Tuesday, 24 April 2012

An ode to the only legend for me - my dad!

Never did I realise that a day will come when the man I thought was the strongest in the world would be lying in front of me, helpless, defenseless and dependent. The man I thought who will always be there to hold me if I fall, would one day need my support to help him even sit.

The man who taught me how to speak, read and write would one day be unable to say what he wants, what he needs.

But never ever did I think that a day would come when the man who was there to hold me each time I cried, who would stand by me whether I were wrong or right, would no longer be there, not at least in sight.

Losing a parent is heartbreaking, but losing a parent who is your best friend is worse! You no longer have someone you can confide in one hundred per cent, you no longer have someone who you know will be there till the end.

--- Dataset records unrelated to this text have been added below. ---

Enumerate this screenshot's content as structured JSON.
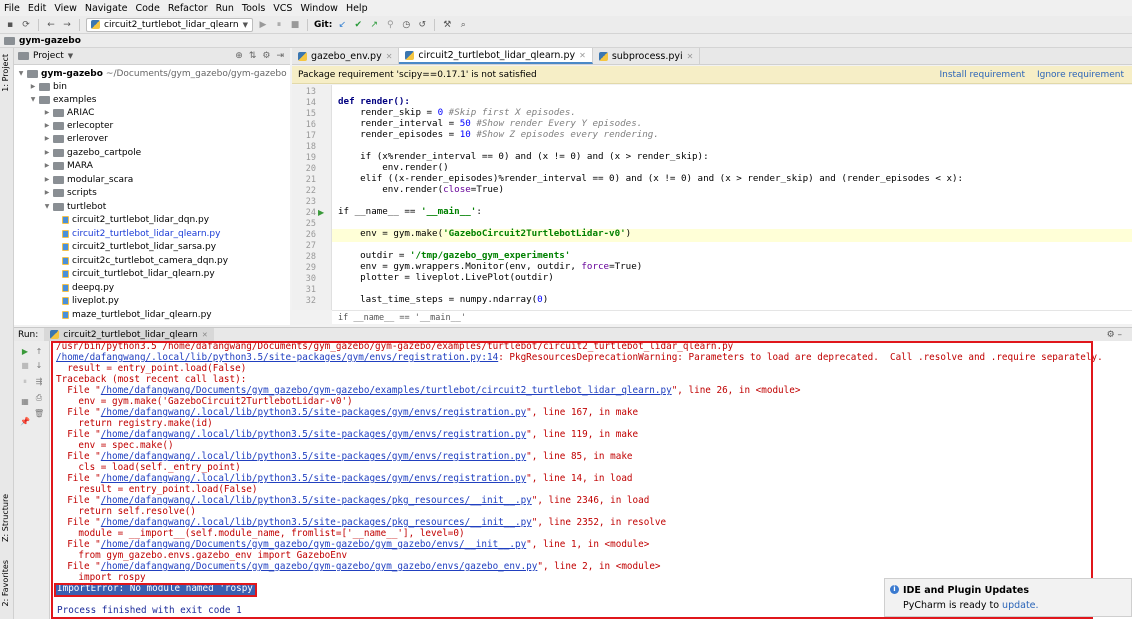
{
  "menu": [
    "File",
    "Edit",
    "View",
    "Navigate",
    "Code",
    "Refactor",
    "Run",
    "Tools",
    "VCS",
    "Window",
    "Help"
  ],
  "toolbar": {
    "run_config": "circuit2_turtlebot_lidar_qlearn",
    "git_label": "Git:"
  },
  "navbar": {
    "project_name": "gym-gazebo"
  },
  "project_panel": {
    "title": "Project",
    "root_name": "gym-gazebo",
    "root_path": "~/Documents/gym_gazebo/gym-gazebo",
    "items": [
      {
        "label": "bin"
      },
      {
        "label": "examples"
      },
      {
        "label": "ARIAC"
      },
      {
        "label": "erlecopter"
      },
      {
        "label": "erlerover"
      },
      {
        "label": "gazebo_cartpole"
      },
      {
        "label": "MARA"
      },
      {
        "label": "modular_scara"
      },
      {
        "label": "scripts"
      },
      {
        "label": "turtlebot"
      },
      {
        "label": "circuit2_turtlebot_lidar_dqn.py"
      },
      {
        "label": "circuit2_turtlebot_lidar_qlearn.py"
      },
      {
        "label": "circuit2_turtlebot_lidar_sarsa.py"
      },
      {
        "label": "circuit2c_turtlebot_camera_dqn.py"
      },
      {
        "label": "circuit_turtlebot_lidar_qlearn.py"
      },
      {
        "label": "deepq.py"
      },
      {
        "label": "liveplot.py"
      },
      {
        "label": "maze_turtlebot_lidar_qlearn.py"
      }
    ]
  },
  "side_tabs": {
    "project": "1: Project",
    "structure": "Z: Structure",
    "favorites": "2: Favorites"
  },
  "editor_tabs": [
    {
      "label": "gazebo_env.py"
    },
    {
      "label": "circuit2_turtlebot_lidar_qlearn.py"
    },
    {
      "label": "subprocess.pyi"
    }
  ],
  "banner": {
    "message": "Package requirement 'scipy==0.17.1' is not satisfied",
    "install": "Install requirement",
    "ignore": "Ignore requirement"
  },
  "code_lines": [
    {
      "n": "13"
    },
    {
      "n": "14"
    },
    {
      "n": "15"
    },
    {
      "n": "16"
    },
    {
      "n": "17"
    },
    {
      "n": "18"
    },
    {
      "n": "19"
    },
    {
      "n": "20"
    },
    {
      "n": "21"
    },
    {
      "n": "22"
    },
    {
      "n": "23"
    },
    {
      "n": "24"
    },
    {
      "n": "25"
    },
    {
      "n": "26"
    },
    {
      "n": "27"
    },
    {
      "n": "28"
    },
    {
      "n": "29"
    },
    {
      "n": "30"
    },
    {
      "n": "31"
    },
    {
      "n": "32"
    }
  ],
  "code": {
    "l14": "def render():",
    "l15a": "    render_skip = ",
    "l15n": "0",
    "l15c": " #Skip first X episodes.",
    "l16a": "    render_interval = ",
    "l16n": "50",
    "l16c": " #Show render Every Y episodes.",
    "l17a": "    render_episodes = ",
    "l17n": "10",
    "l17c": " #Show Z episodes every rendering.",
    "l19": "    if (x%render_interval == 0) and (x != 0) and (x > render_skip):",
    "l20": "        env.render()",
    "l21": "    elif ((x-render_episodes)%render_interval == 0) and (x != 0) and (x > render_skip) and (render_episodes < x):",
    "l22a": "        env.render(",
    "l22k": "close",
    "l22b": "=True)",
    "l24a": "if __name__ == ",
    "l24s": "'__main__'",
    "l24b": ":",
    "l26a": "    env = gym.make(",
    "l26s": "'GazeboCircuit2TurtlebotLidar-v0'",
    "l26b": ")",
    "l28a": "    outdir = ",
    "l28s": "'/tmp/gazebo_gym_experiments'",
    "l29a": "    env = gym.wrappers.Monitor(env, outdir, ",
    "l29k": "force",
    "l29b": "=True)",
    "l30": "    plotter = liveplot.LivePlot(outdir)",
    "l32a": "    last_time_steps = numpy.ndarray(",
    "l32n": "0",
    "l32b": ")"
  },
  "breadcrumb": "if __name__ == '__main__'",
  "run_panel": {
    "label": "Run:",
    "tab": "circuit2_turtlebot_lidar_qlearn",
    "console": {
      "c1": "/usr/bin/python3.5 /home/dafangwang/Documents/gym_gazebo/gym-gazebo/examples/turtlebot/circuit2_turtlebot_lidar_qlearn.py",
      "c2link": "/home/dafangwang/.local/lib/python3.5/site-packages/gym/envs/registration.py:14",
      "c2rest": ": PkgResourcesDeprecationWarning: Parameters to load are deprecated.  Call .resolve and .require separately.",
      "c3": "  result = entry_point.load(False)",
      "c4": "Traceback (most recent call last):",
      "c5a": "  File \"",
      "c5link": "/home/dafangwang/Documents/gym_gazebo/gym-gazebo/examples/turtlebot/circuit2_turtlebot_lidar_qlearn.py",
      "c5b": "\", line 26, in <module>",
      "c6": "    env = gym.make('GazeboCircuit2TurtlebotLidar-v0')",
      "c7a": "  File \"",
      "c7link": "/home/dafangwang/.local/lib/python3.5/site-packages/gym/envs/registration.py",
      "c7b": "\", line 167, in make",
      "c8": "    return registry.make(id)",
      "c9a": "  File \"",
      "c9link": "/home/dafangwang/.local/lib/python3.5/site-packages/gym/envs/registration.py",
      "c9b": "\", line 119, in make",
      "c10": "    env = spec.make()",
      "c11a": "  File \"",
      "c11link": "/home/dafangwang/.local/lib/python3.5/site-packages/gym/envs/registration.py",
      "c11b": "\", line 85, in make",
      "c12": "    cls = load(self._entry_point)",
      "c13a": "  File \"",
      "c13link": "/home/dafangwang/.local/lib/python3.5/site-packages/gym/envs/registration.py",
      "c13b": "\", line 14, in load",
      "c14": "    result = entry_point.load(False)",
      "c15a": "  File \"",
      "c15link": "/home/dafangwang/.local/lib/python3.5/site-packages/pkg_resources/__init__.py",
      "c15b": "\", line 2346, in load",
      "c16": "    return self.resolve()",
      "c17a": "  File \"",
      "c17link": "/home/dafangwang/.local/lib/python3.5/site-packages/pkg_resources/__init__.py",
      "c17b": "\", line 2352, in resolve",
      "c18": "    module = __import__(self.module_name, fromlist=['__name__'], level=0)",
      "c19a": "  File \"",
      "c19link": "/home/dafangwang/Documents/gym_gazebo/gym-gazebo/gym_gazebo/envs/__init__.py",
      "c19b": "\", line 1, in <module>",
      "c20": "    from gym_gazebo.envs.gazebo_env import GazeboEnv",
      "c21a": "  File \"",
      "c21link": "/home/dafangwang/Documents/gym_gazebo/gym-gazebo/gym_gazebo/envs/gazebo_env.py",
      "c21b": "\", line 2, in <module>",
      "c22": "    import rospy",
      "c23": "ImportError: No module named 'rospy'",
      "c24": "Process finished with exit code 1"
    }
  },
  "notification": {
    "title": "IDE and Plugin Updates",
    "body": "PyCharm is ready to ",
    "link": "update."
  }
}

My father was my best friend, my pillar of strength, my bank, my driver, my fashion designer, my DJ, my dance partner, my drinking buddy - he was actually my everything.

I sometimes forget he's not around especially when I have BIG news! Because no matter how small my news would be for the world, my news would always be BIG for him.

He once told me "the day you were born, lady luck entered my life. The day you started walking I realised 'calamity jane' was by my side. The day you started talking I knew a day would come when my ears will fall off. But the day you started thinking I knew you would be perfectly fine if you ever were alone." That day I laughed it off, not realising he probably was telling me something.

Today I do, today I know that I can and I will be perfectly fine even if I am all alone and that's because I have his arms around me like a blanket ready to catch me if I fall, to shut me up before I say anything wrong, to help me change my path if I ever go astray, to help me live my life every single day.

I miss you so much pa, but I know your time had come. I just wish I had clicked pictures of your chubby hands and smelly feet. I wish I had recorded your voice when you would sing to me. Because out of everything, these parts of you are slowly fading my memory and I'm trying so hard baba to hold on but its like sand between my fingers, the tighter I hold the faster its slipping away.

Pa, I hope I meet you someday so that I can just hold you and finally be your spoilt brat (which honestly I miss so much). I wish I could just hear you say my name just once more and that would be more than enough. I wish I could just once more measure my hand against yours. But I know these wishes will remain as they are.

I just want to say one thing to you which I never ever did because I never realised I needed too, but now I do: "Baba, thank you for everything. Thank you for being my everything. Thank you for standing up against ma for me. Thank you for following that bus and making me get down that day, coz the people were just terrible! Thank you for my watch, it keeps me on time. Sorry for being a pain, sorry for all the tantrums I threw and all my manipulative plots you fell into. Sorry if I do anything wrong. I miss you, yes. But I know you'll always be here."